Step 1 : Write down the coefficients of the dividend into division table. Put the zero from $ x + 3 = 0 $ ( $ x = \color{blue}{ -3 } $ ) at the left.
$$ \begin{array}{c|rrrr}\color{blue}{-3}&6&16&-7&-1\\& & & & \\ \hline &&&& \end{array} $$Step 1 : Bring down the leading coefficient to the bottom row.
$$ \begin{array}{c|rrrr}-3&\color{orangered}{ 6 }&16&-7&-1\\& & & & \\ \hline &\color{orangered}{6}&&& \end{array} $$Step 2 : Multiply by the number on the left, and carry the result into the next column: $ \color{blue}{ -3 } \cdot \color{blue}{ 6 } = \color{blue}{ -18 } $.
$$ \begin{array}{c|rrrr}\color{blue}{-3}&6&16&-7&-1\\& & \color{blue}{-18} & & \\ \hline &\color{blue}{6}&&& \end{array} $$Step 3 : Add down last column: $ \color{orangered}{ 16 } + \color{orangered}{ \left( -18 \right) } = \color{orangered}{ -2 } $
$$ \begin{array}{c|rrrr}-3&6&\color{orangered}{ 16 }&-7&-1\\& & \color{orangered}{-18} & & \\ \hline &6&\color{orangered}{-2}&& \end{array} $$Step 4 : Multiply by the number on the left, and carry the result into the next column: $ \color{blue}{ -3 } \cdot \color{blue}{ \left( -2 \right) } = \color{blue}{ 6 } $.
$$ \begin{array}{c|rrrr}\color{blue}{-3}&6&16&-7&-1\\& & -18& \color{blue}{6} & \\ \hline &6&\color{blue}{-2}&& \end{array} $$Step 5 : Add down last column: $ \color{orangered}{ -7 } + \color{orangered}{ 6 } = \color{orangered}{ -1 } $
$$ \begin{array}{c|rrrr}-3&6&16&\color{orangered}{ -7 }&-1\\& & -18& \color{orangered}{6} & \\ \hline &6&-2&\color{orangered}{-1}& \end{array} $$Step 6 : Multiply by the number on the left, and carry the result into the next column: $ \color{blue}{ -3 } \cdot \color{blue}{ \left( -1 \right) } = \color{blue}{ 3 } $.
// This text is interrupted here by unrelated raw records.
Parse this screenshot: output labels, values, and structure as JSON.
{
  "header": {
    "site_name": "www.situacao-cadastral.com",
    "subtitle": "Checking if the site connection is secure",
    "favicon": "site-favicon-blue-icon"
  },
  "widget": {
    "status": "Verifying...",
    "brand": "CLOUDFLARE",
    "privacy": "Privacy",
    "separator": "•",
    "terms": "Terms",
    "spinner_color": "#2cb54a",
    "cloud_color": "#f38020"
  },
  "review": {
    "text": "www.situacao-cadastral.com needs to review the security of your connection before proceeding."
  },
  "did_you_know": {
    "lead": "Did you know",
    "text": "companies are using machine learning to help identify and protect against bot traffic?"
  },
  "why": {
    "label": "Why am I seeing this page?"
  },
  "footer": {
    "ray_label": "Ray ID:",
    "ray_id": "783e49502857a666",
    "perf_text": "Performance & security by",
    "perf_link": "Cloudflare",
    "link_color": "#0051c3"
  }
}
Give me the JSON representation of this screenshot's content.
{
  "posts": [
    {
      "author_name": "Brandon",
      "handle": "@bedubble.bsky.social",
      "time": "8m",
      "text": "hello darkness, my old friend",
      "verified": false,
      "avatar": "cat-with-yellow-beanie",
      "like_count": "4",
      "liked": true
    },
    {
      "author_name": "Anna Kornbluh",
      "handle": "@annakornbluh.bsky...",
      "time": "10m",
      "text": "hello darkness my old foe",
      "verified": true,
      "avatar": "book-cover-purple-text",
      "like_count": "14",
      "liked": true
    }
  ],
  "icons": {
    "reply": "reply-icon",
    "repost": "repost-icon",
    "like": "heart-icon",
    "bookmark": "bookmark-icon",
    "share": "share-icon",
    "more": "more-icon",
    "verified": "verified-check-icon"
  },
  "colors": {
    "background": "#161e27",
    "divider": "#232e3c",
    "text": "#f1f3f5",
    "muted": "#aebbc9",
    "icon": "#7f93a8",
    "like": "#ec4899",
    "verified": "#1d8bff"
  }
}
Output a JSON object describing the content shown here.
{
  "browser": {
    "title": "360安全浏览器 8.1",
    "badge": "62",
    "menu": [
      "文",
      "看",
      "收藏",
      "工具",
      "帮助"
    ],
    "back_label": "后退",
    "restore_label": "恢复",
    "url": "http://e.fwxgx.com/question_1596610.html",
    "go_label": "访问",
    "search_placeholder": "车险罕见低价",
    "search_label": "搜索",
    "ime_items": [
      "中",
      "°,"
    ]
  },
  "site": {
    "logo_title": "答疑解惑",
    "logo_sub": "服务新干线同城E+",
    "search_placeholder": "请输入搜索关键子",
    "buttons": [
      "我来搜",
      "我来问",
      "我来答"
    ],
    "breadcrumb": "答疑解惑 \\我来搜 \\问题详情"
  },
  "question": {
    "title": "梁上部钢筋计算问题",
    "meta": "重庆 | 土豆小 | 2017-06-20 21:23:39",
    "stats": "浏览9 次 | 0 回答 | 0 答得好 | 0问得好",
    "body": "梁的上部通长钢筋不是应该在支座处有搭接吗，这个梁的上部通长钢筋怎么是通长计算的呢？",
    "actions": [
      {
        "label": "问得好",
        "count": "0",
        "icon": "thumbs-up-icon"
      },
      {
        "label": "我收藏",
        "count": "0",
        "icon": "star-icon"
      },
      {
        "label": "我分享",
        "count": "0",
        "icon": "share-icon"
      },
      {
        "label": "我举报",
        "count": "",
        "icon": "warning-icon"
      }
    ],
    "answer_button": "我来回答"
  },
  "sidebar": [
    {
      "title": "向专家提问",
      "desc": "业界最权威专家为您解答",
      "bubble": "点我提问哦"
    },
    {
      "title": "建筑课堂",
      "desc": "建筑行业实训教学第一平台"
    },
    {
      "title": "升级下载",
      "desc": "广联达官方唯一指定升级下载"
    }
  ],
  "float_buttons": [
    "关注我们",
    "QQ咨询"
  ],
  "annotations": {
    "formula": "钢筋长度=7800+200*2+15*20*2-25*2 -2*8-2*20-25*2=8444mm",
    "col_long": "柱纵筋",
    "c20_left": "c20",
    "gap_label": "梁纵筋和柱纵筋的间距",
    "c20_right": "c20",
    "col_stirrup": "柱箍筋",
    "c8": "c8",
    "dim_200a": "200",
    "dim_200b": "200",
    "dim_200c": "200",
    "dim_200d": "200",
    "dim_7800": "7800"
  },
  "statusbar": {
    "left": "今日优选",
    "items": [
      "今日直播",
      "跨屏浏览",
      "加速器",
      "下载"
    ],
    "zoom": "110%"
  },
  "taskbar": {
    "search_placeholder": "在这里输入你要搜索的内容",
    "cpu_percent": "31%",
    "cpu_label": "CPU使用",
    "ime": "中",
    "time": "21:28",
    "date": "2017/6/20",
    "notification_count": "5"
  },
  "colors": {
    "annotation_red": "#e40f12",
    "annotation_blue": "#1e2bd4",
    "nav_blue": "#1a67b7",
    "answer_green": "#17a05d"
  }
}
$$ \begin{array}{c|rrrr}\color{blue}{-3}&6&16&-7&-1\\& & -18& 6& \color{blue}{3} \\ \hline &6&-2&\color{blue}{-1}& \end{array} $$Step 7 : Add down last column: $ \color{orangered}{ -1 } + \color{orangered}{ 3 } = \color{orangered}{ 2 } $
$$ \begin{array}{c|rrrr}-3&6&16&-7&\color{orangered}{ -1 }\\& & -18& 6& \color{orangered}{3} \\ \hline &\color{blue}{6}&\color{blue}{-2}&\color{blue}{-1}&\color{orangered}{2} \end{array} $$Remainder is the last entry in the bottom row $ \left(\color{red}{ 2 }\right)$.